I did an inspection on a well built home in good condition yesterday. The buyer is a realtor.

She is asking me to add 2 things to the report

  1. The rough square footage of the house which I measured quickly with my lazer measurer as a favor since the tax rolls showed it was a 4 bed of 2000 sf when it’s actually a 3 bed closer to 1800sf. My rough measurements came up to 1500 sf interior space (ie excluding the area of the interior walls). I’m sure this is not part of the SOP, and I don’t think it’s relevant to home inspection.

  2. A 2" x 2" x 3" triangle of missing concrete in the driveway where it goes under the garage door trim on the outside. It’s really small and not a safety or structural problem. In fact you have to be looking to even notice it.

I’m thinking I can put a note for the concrete in the report, but the square footage is not my concern and is only going to get me into hot water.


  1. Well… you could always make a comment that the home does not “appear” to “measure up” to the listed square footage, and call it out for an “Appraiser” or the local “Tax Man” to visit the home to confirm!

  2. Gap in concrete may allow rainwater to migrate below the garage slab. A qualified concrete specialist should perform any necessary repairs.


I agree with you about the square footage, just leave that be as it’s not relevant.
And sure, might as well put in the little concrete item.

I would not comment on sq footage. At least here in Oklahoma, you must report where sq ft was obtained and home inspectors isn’t a choice.

Little concrete, sure.

We don’t put sqft or age of home in our reports any more. I especially would not if someone specially asked for it because they obviously want to rely on it.

I use the sq. ft. indicated on the listing.

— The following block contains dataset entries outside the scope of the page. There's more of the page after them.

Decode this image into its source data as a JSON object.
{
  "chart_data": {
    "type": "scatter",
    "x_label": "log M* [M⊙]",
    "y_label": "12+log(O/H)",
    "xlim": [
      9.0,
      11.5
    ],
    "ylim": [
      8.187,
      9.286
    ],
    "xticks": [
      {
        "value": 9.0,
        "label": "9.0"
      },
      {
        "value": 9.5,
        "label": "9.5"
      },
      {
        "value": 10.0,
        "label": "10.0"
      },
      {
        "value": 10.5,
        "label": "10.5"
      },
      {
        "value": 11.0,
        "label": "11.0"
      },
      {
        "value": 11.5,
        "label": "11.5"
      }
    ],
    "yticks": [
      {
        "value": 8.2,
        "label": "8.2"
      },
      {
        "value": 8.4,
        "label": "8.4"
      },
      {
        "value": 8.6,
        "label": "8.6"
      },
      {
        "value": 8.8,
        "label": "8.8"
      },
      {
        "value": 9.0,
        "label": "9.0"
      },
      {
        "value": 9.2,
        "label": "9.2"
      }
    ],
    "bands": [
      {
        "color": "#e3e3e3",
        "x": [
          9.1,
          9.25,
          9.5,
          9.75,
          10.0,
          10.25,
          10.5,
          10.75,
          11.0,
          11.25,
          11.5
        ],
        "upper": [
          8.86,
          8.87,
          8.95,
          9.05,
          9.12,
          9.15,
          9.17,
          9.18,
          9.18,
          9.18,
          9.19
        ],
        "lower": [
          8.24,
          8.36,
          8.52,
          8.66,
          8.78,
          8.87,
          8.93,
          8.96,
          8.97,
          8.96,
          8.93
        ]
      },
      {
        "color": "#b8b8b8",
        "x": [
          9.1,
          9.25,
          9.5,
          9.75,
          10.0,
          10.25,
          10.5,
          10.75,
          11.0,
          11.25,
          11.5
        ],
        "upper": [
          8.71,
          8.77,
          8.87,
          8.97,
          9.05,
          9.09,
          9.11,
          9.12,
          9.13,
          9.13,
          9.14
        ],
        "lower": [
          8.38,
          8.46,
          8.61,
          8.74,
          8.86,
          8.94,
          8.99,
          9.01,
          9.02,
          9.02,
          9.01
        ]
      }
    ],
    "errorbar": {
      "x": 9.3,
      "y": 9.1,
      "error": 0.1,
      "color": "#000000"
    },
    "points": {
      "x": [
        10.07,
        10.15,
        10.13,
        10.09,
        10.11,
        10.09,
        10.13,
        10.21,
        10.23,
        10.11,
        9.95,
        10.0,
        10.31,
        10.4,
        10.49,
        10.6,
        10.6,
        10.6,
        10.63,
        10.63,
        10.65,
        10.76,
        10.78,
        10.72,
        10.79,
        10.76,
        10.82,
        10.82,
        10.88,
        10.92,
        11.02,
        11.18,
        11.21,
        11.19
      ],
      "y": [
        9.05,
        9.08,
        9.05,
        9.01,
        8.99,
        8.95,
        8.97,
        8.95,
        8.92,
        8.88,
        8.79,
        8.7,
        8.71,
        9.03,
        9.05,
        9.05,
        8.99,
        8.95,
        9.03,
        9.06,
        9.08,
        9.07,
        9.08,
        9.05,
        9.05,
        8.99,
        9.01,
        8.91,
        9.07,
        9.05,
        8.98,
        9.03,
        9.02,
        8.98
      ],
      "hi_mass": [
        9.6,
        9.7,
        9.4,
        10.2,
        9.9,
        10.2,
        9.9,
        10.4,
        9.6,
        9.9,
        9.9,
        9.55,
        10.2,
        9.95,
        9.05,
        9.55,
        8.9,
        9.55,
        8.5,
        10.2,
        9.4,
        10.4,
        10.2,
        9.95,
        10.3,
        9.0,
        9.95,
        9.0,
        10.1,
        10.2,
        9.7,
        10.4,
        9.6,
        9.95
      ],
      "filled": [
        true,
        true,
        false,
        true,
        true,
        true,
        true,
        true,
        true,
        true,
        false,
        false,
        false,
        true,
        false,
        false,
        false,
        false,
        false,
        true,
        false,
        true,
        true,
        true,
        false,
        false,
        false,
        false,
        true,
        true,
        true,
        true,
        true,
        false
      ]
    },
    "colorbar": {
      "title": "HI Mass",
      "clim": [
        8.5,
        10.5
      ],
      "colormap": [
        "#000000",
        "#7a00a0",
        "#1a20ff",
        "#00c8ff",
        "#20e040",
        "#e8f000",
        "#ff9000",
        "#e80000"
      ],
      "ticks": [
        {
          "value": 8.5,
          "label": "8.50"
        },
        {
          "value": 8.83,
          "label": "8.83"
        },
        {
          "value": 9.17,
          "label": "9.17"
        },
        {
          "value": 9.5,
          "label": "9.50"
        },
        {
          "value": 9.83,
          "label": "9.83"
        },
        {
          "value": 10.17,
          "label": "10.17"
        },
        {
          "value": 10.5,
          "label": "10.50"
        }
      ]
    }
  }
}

For private sales I do not report square footage

You could just add the words “I think the home is about…” before your square foot estimate, and then add the words “… but I could be wrong.” after your square foot estimate.

  1. I agree saying no.

  2. I would have already had in my report.

I just list what the mls shows (if there is one), and put (MLS) after the sq ft, same with age. If I don’t know it, I just put “unknown”, or “approximately”.

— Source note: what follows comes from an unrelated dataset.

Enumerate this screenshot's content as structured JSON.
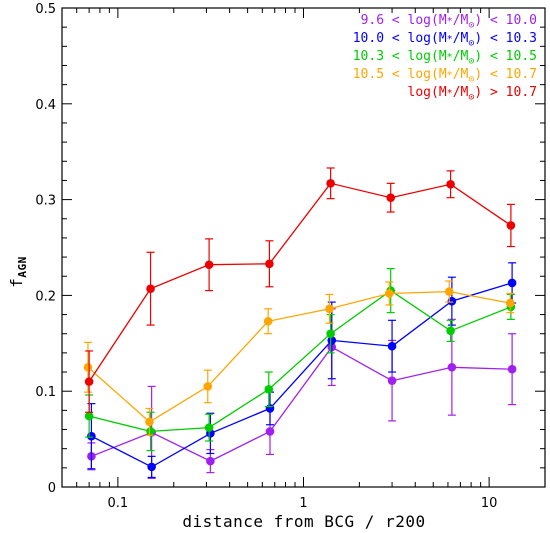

Let the appraiser determine the square footage and next time, give the agent your laser measuring device so that she can calculate it herself rather than you getting into something that is not a part of your practice. Notice how the first favor (measuring the square footage) became the basis for requesting the second favor (contesting the listing)… Maybe the third favor is for you to draft a letter to the county appraiser contesting the property tax for her…

BTW: I don’t list things on reports that I don’t verify first hand. I don’t measure the house, so there’s no reason for me to make any assertion as to what the square footage is. It’s hearsay as far as I’m concerned and not relevant to a home inspection beyond price determination.

Sure. Comment on a missing piece of driveway concrete, but remember it’s only a molehill.

I agree with Chuck :slight_smile:

Thanks for all the great advice guys!

I put the appears to be and check with tax appraiser or appraiser. And it was actually a different piece of concrete she was talking about. Small cracks in the driveway I put them in.